Mr J.L.B. Matekoni sighed as he replaced the receiver. There were some people, it seemed, who were incapable of being pleasant about anything; that was what they were like when it came to the mending of their cars, and that was what they were like in relation to everything. Of course, the cars that such people drove tended to be difficult as well, now that he came to think about it. Nice cars have nice drivers; bad cars have bad drivers. A person’s gearbox revealed everything that you could want to know about that person, thought Mr J.L.B. Matekoni.

He wondered whether Mr Botumile had been aware of his wife’s irascible nature before he had asked her to marry him. If he had ever proposed marriage; it may well have been the other way round. Sometimes men cannot remember the circumstances in which they asked their wives to marry them, for the very good reason that no identifiable proposal was ever made. These are the men, thought Mr J.L.B. Matekoni, who are trapped into matrimony, who drift into it, who are eventually cornered by feminine wiles and find that a date has been set. In his own case he remembered very well the circumstances in which he had asked Mma Ramotswe to be his wife, but the memory of the way in which the day was actually selected was very much hazier. He had been at the orphan farm, he believed, and Mma Potokwane had said something about how important it was for a woman to know when a wedding would be—something like that—and then the next thing he knew was that he was standing under that big tree and Trevor Mwamba was conducting the wedding service.

Mr J.L.B. Matekoni, of course, was very content being the husband of Mma Ramotswe, and he would never conceive of a situation in which he would be unhappy with her. But how different it must be—and what a nightmare—to discover that the person whom one has married is somebody one just does not like. People did make such a discovery, sometimes only a week or two into the marriage, and it must be a bleak one. Mr J.L.B. Matekoni knew that you were supposed to make an effort with your marriage, that you should at least try to get on with your spouse, but what if you found that she was somebody like Mma Botumile? He shuddered at the thought. Poor Mr Botumile having to listen to that shrill, complaining voice every day, no doubt running him down, criticising his every move, his every remark, making a prison for him, a prison of put-downs and belittlements. There but for the grace of God, he thought, go I. This feeling for Mr Botumile, this sympathy, was the only drawback in the way he felt about the whole enquiry. And even then, in spite of his understanding of Mr Botumile’s plight, he was proud of the fact that he had been able to be so professional about the whole matter. He had sympathised with the husband in this case, but he had not let it obscure the fact that he was working for the wife.

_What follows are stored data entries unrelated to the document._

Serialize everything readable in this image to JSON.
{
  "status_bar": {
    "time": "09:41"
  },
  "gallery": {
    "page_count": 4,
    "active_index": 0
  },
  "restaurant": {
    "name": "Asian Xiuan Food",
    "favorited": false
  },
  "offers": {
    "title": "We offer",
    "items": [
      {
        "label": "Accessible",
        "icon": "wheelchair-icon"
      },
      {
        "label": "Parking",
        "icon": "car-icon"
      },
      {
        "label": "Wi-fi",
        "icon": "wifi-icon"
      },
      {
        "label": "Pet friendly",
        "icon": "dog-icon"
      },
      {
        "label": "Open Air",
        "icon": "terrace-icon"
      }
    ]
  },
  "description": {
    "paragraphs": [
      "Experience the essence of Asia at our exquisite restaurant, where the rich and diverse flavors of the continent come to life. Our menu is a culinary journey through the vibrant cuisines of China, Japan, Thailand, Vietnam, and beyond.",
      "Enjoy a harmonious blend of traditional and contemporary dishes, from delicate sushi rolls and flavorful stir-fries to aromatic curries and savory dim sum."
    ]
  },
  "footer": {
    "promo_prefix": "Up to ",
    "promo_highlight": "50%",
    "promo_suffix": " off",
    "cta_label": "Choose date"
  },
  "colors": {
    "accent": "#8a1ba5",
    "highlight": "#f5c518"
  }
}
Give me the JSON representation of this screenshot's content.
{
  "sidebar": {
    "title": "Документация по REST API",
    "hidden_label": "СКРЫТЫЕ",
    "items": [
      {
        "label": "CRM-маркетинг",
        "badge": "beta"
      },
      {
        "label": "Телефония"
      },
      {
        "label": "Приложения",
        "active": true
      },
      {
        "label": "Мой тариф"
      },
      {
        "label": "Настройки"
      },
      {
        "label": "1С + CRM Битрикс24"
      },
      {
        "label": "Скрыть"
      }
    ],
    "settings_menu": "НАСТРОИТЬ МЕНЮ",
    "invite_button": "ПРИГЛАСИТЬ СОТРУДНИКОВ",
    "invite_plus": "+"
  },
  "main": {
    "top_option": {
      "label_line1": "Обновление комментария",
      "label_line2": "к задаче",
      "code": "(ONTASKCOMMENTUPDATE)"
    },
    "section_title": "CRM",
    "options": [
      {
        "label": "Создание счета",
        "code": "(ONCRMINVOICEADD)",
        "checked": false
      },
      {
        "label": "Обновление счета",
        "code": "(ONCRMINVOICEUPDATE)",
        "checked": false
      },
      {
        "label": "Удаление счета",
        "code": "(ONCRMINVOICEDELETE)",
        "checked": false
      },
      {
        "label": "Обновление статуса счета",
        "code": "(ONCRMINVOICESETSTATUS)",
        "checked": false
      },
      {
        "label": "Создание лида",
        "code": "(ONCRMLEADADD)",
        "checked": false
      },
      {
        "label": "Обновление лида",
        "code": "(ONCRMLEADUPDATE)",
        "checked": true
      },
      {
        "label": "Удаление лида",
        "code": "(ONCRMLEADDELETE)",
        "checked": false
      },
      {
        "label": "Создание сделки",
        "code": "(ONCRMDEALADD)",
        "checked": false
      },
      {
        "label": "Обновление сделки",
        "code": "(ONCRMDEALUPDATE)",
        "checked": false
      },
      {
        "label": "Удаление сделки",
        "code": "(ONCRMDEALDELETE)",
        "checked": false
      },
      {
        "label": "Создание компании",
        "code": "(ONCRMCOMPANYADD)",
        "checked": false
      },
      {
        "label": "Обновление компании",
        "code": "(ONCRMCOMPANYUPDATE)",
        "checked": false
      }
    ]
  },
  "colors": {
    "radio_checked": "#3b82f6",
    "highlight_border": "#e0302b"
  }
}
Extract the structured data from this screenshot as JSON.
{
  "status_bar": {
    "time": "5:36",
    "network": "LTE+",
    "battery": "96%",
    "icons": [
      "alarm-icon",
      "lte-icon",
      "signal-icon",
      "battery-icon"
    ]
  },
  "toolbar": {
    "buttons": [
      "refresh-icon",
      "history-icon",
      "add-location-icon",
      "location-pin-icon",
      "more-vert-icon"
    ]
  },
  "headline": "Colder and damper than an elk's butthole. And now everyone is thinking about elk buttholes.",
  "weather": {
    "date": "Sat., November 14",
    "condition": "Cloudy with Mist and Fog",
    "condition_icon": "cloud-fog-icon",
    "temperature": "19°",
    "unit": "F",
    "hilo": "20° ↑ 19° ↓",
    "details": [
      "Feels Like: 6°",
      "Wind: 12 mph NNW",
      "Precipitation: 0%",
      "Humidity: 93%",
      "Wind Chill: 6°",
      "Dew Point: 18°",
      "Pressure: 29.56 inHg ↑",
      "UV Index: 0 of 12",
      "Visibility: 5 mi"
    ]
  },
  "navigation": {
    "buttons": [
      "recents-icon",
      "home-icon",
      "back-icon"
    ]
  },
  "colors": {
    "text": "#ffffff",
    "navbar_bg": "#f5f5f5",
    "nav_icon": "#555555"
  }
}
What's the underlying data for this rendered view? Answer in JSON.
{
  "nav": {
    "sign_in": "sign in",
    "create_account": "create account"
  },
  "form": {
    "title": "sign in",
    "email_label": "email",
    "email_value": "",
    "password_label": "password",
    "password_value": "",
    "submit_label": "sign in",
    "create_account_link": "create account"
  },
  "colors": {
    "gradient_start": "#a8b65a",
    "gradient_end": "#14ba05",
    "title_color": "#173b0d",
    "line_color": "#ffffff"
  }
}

For Mma Makutsi, the investigation of Teenie’s problem with her dishonest employee was less clear-cut. It might well be that one of the employees at the printing works looked shifty, but she very much doubted that his shifty looks alone meant that he was the thief. He might be, of course, and she would keep an open mind on that, but she could certainly not allow her investigation to be skewed by any presumption of guilt. Or that, at least, is what she told herself as she paid off the taxi that she had hired to take her from the agency office to the premises of Teenie’s printing company. Thirty pula! She tucked the receipt carefully into the pocket of her cardigan; it would have cost two pula, at the most, to make the journey by minibus, but the exorbitant cost of the taxi could properly be passed on to the client, and anyway, she told herself, it would be quite inappropriate for her to arrive at the printing works in a battered and over-loaded vehicle, complete with hands and feet sticking out of the windows. People noted how people travelled, and if she was going to pass herself off as a potential client of the company, then she should arrive in fitting style. Clovis Andersen probably said something about this in The Principles of Private Detection, but even if he did not, common sense dictated it.